À l’image de l’école 42, sa sœur jumelle parisienne créée par le patron de Free Xavier Niel, l’école 1337 fonctionne en peer learning. « Il n’y a pas de professeurs ni de cours. Les étudiants travaillent sur des projets qu’ils doivent terminer. Et pour cela, ils doivent s’entraider, ou “googler”, pour trouver la solution. Ils sont à la fois apprentis et formateurs », explique Youssef Dahbi, l’un des membres de l’équipe pédagogique.

Chacun des étudiants avance à son rythme. Chaque projet terminé permet de débloquer le suivant. Les exercices de programmation qu’ils comprennent doivent être corrigés par les autres étudiants. Les correcteurs gagnent ainsi des points qu’ils consommeront à leur tour pour faire corriger leurs travaux.

1337 1Un cursus sur trois ans

Une grande carte, le « holy graph », montre la progression de l’étudiant, à l’image d’un jeu vidéo. Selon la direction choisie sur la carte, l’étudiant optera pour une ou plusieurs spécialités (sécurité informatique, intelligence artificielle, etc.). Le cursus dure, en théorie, trois ans.

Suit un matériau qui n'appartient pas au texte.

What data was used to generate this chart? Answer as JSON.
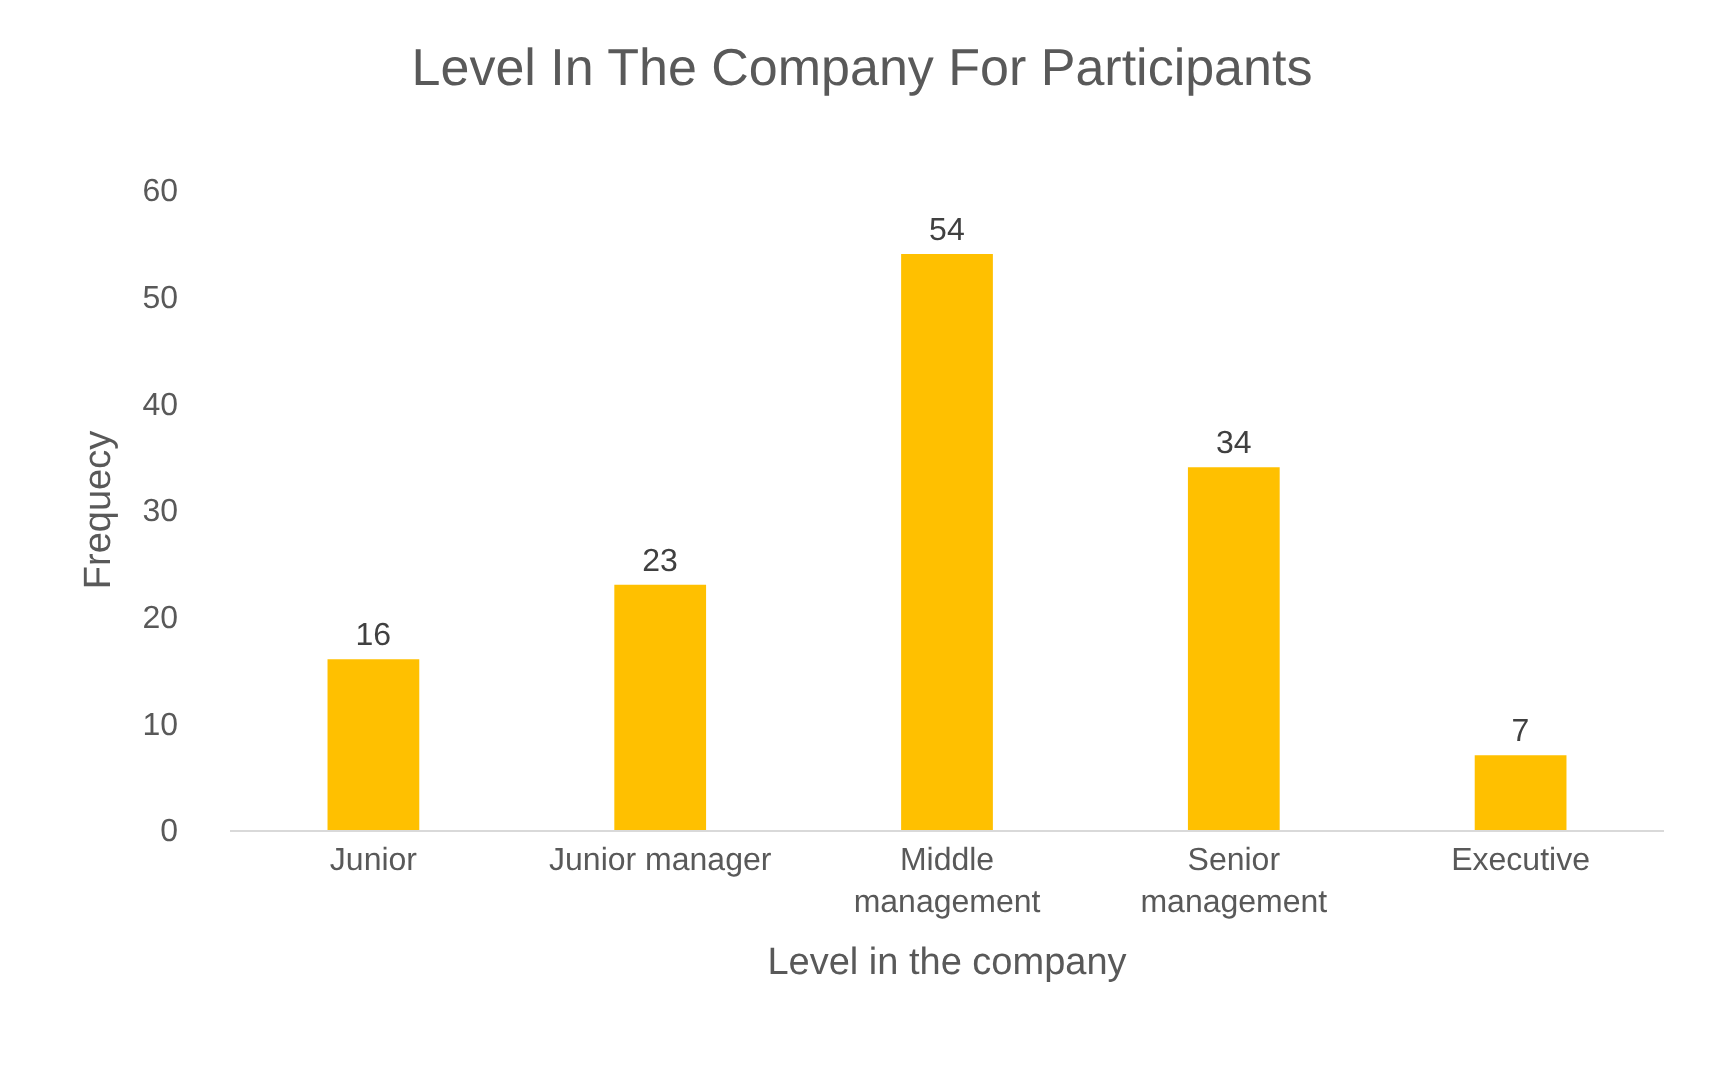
{
  "chart_data": {
    "type": "bar",
    "title": "Level In The Company For Participants",
    "xlabel": "Level in the company",
    "ylabel": "Frequecy",
    "categories": [
      "Junior",
      "Junior manager",
      "Middle\nmanagement",
      "Senior\nmanagement",
      "Executive"
    ],
    "values": [
      16,
      23,
      54,
      34,
      7
    ],
    "color": "#ffc000",
    "data_labels": true,
    "ylim": [
      0,
      60
    ],
    "yticks": [
      0,
      10,
      20,
      30,
      40,
      50,
      60
    ]
  }
}
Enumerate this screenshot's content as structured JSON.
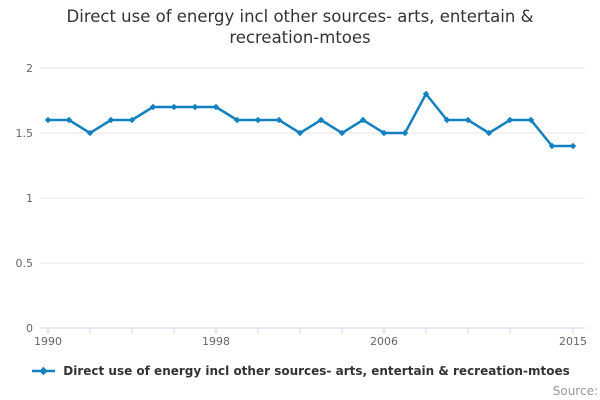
{
  "header": {
    "title": "Direct use of energy incl other sources- arts, entertain & recreation-mtoes"
  },
  "legend": {
    "label": "Direct use of energy incl other sources- arts, entertain & recreation-mtoes"
  },
  "footer": {
    "source_label": "Source:"
  },
  "chart_data": {
    "type": "line",
    "title": "Direct use of energy incl other sources- arts, entertain & recreation-mtoes",
    "xlabel": "",
    "ylabel": "",
    "x": [
      1990,
      1991,
      1992,
      1993,
      1994,
      1995,
      1996,
      1997,
      1998,
      1999,
      2000,
      2001,
      2002,
      2003,
      2004,
      2005,
      2006,
      2007,
      2008,
      2009,
      2010,
      2011,
      2012,
      2013,
      2014,
      2015
    ],
    "series": [
      {
        "name": "Direct use of energy incl other sources- arts, entertain & recreation-mtoes",
        "values": [
          1.6,
          1.6,
          1.5,
          1.6,
          1.6,
          1.7,
          1.7,
          1.7,
          1.7,
          1.6,
          1.6,
          1.6,
          1.5,
          1.6,
          1.5,
          1.6,
          1.5,
          1.5,
          1.8,
          1.6,
          1.6,
          1.5,
          1.6,
          1.6,
          1.4,
          1.4
        ]
      }
    ],
    "ylim": [
      0,
      2
    ],
    "yticks": [
      0,
      0.5,
      1,
      1.5,
      2
    ],
    "ytick_labels": [
      "0",
      "0.5",
      "1",
      "1.5",
      "2"
    ],
    "xticks": [
      1990,
      1992,
      1994,
      1996,
      1998,
      2000,
      2002,
      2004,
      2006,
      2008,
      2010,
      2012,
      2015
    ],
    "xtick_labels": [
      1990,
      1998,
      2006,
      2015
    ],
    "grid": "horizontal",
    "legend_position": "bottom",
    "colors": {
      "line": "#1380bf",
      "grid": "#e6e6e6",
      "axis": "#ccd6eb",
      "tick_text": "#666666",
      "title_text": "#333333",
      "source_text": "#999999"
    }
  }
}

« Ce système te pousse à aller vers les autres et à aller de l’avant, assure Ayman Benaissa, un étudiant de 18 ans. Il est punitif, aussi. Si ton programme ne fonctionne pas, tu as 0 ! Tu peux recommencer, mais les corrections vont te coûter des points… que tu peux gagner en corrigeant les autres. » Ayman a passé un an à la Faculté des Sciences et Techniques de Tanger. « Mais je m’ennuyais », assure-t-il. Il envisage d’être freelancer à la sortie de 1337.

Comme tous les autres étudiants, Ayman a dû passer la terrible épreuve de la « piscine ». Après une sélection par un test de logique sur internet, 600 jeunes ont été admis dans deux piscines successives cet été. Seule condition : avoir entre 18 et 30 ans. Chaque piscine dure un mois et fonctionne, comme l’école, en peer learning. « Je m’attendais à ce que ce soit dur, mais pas à ce point… », confie Ayman.

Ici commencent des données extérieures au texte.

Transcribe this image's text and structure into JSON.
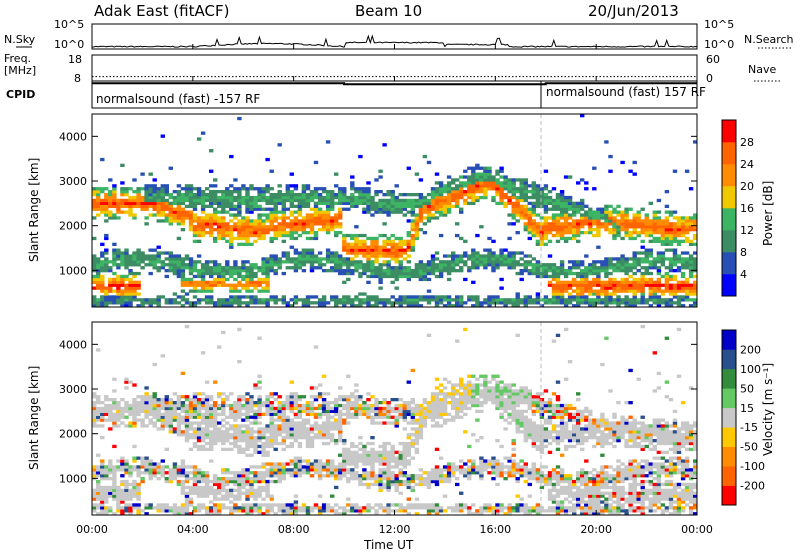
{
  "header": {
    "station": "Adak East (fitACF)",
    "beam": "Beam 10",
    "date": "20/Jun/2013"
  },
  "left_labels": {
    "nsky": "N.Sky",
    "freq_line1": "Freq.",
    "freq_line2": "[MHz]",
    "cpid": "CPID"
  },
  "right_labels": {
    "nsearch": "N.Search",
    "nave": "Nave"
  },
  "colors": {
    "power_scale": [
      "#0000ff",
      "#2850b4",
      "#3c8c64",
      "#3cb464",
      "#f0c800",
      "#ff8c00",
      "#ff6400",
      "#ff0000"
    ],
    "velocity_scale": [
      "#ff0000",
      "#ff6400",
      "#ff8c00",
      "#ffc800",
      "#c8c8c8",
      "#64c864",
      "#328c3c",
      "#28508c",
      "#0000c8"
    ]
  },
  "chart_data": [
    {
      "type": "line",
      "name_label": "N.Sky",
      "y_ticks_left": [
        "10^5",
        "10^0"
      ],
      "y_ticks_right": [
        "10^5",
        "10^0"
      ],
      "x_range": [
        0,
        24
      ]
    },
    {
      "type": "line",
      "y_ticks_left": [
        "18",
        "8"
      ],
      "y_ticks_right": [
        "60",
        "0"
      ],
      "frequency_segments": [
        {
          "start": 0,
          "end": 10,
          "value": 11
        },
        {
          "start": 10,
          "end": 18,
          "value": 10.6
        },
        {
          "start": 18,
          "end": 24,
          "value": 11
        }
      ],
      "nave": 10
    },
    {
      "type": "table",
      "cpid_segments": [
        {
          "start": 0,
          "end": 18,
          "label": "normalsound (fast) -157 RF"
        },
        {
          "start": 18,
          "end": 24,
          "label": "normalsound (fast) 157 RF"
        }
      ]
    },
    {
      "type": "heatmap",
      "parameter": "Power",
      "ylabel": "Slant Range [km]",
      "yticks": [
        "1000",
        "2000",
        "3000",
        "4000"
      ],
      "ylim": [
        180,
        4500
      ],
      "colorbar_label": "Power [dB]",
      "colorbar_ticks": [
        "4",
        "8",
        "12",
        "16",
        "20",
        "24",
        "28"
      ],
      "colorbar_range": [
        0,
        32
      ]
    },
    {
      "type": "heatmap",
      "parameter": "Velocity",
      "ylabel": "Slant Range [km]",
      "yticks": [
        "1000",
        "2000",
        "3000",
        "4000"
      ],
      "ylim": [
        180,
        4500
      ],
      "colorbar_label": "Velocity [m s⁻¹]",
      "colorbar_ticks": [
        "-200",
        "-100",
        "-50",
        "-15",
        "15",
        "50",
        "100",
        "200"
      ],
      "xlabel": "Time UT",
      "xticks": [
        "00:00",
        "04:00",
        "08:00",
        "12:00",
        "16:00",
        "20:00",
        "00:00"
      ],
      "x_range": [
        0,
        24
      ]
    }
  ]
}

En France, des candidats de l’école 42 avaient critiqué cette épreuve, estimant qu’elle était trop intense. « Pendant la piscine, je dormais parfois une ou deux heures », raconte Khalil Defaoui, un étudiant de 20 ans, originaire de Laâyoune. Certains, toutefois, ont pu aller au bout en conservant un rythme moins élevé.

« On nous avait dit qu’il fallait s’attendre à l’abandon d’un étudiant sur trois au bout d’une semaine de piscine. Ils n’ont été que 40 sur les 300 de la première session. Un élément qui a pu jouer est que les “piscineux” de 1337 bénéficient de conditions différentes par rapport à 42, notamment les repas offerts. Nous voulions qu’ils puissent se concentrer totalement sur le travail », indique Hind Bernoussi, l’une des responsables de l’école.

Les critères sur lesquels les piscineux sont sélectionnés pour devenir étudiants ne sont pas dévoilés. « C’est un algorithme qui prend notamment en considération leur progression », précise Hind Bernoussi.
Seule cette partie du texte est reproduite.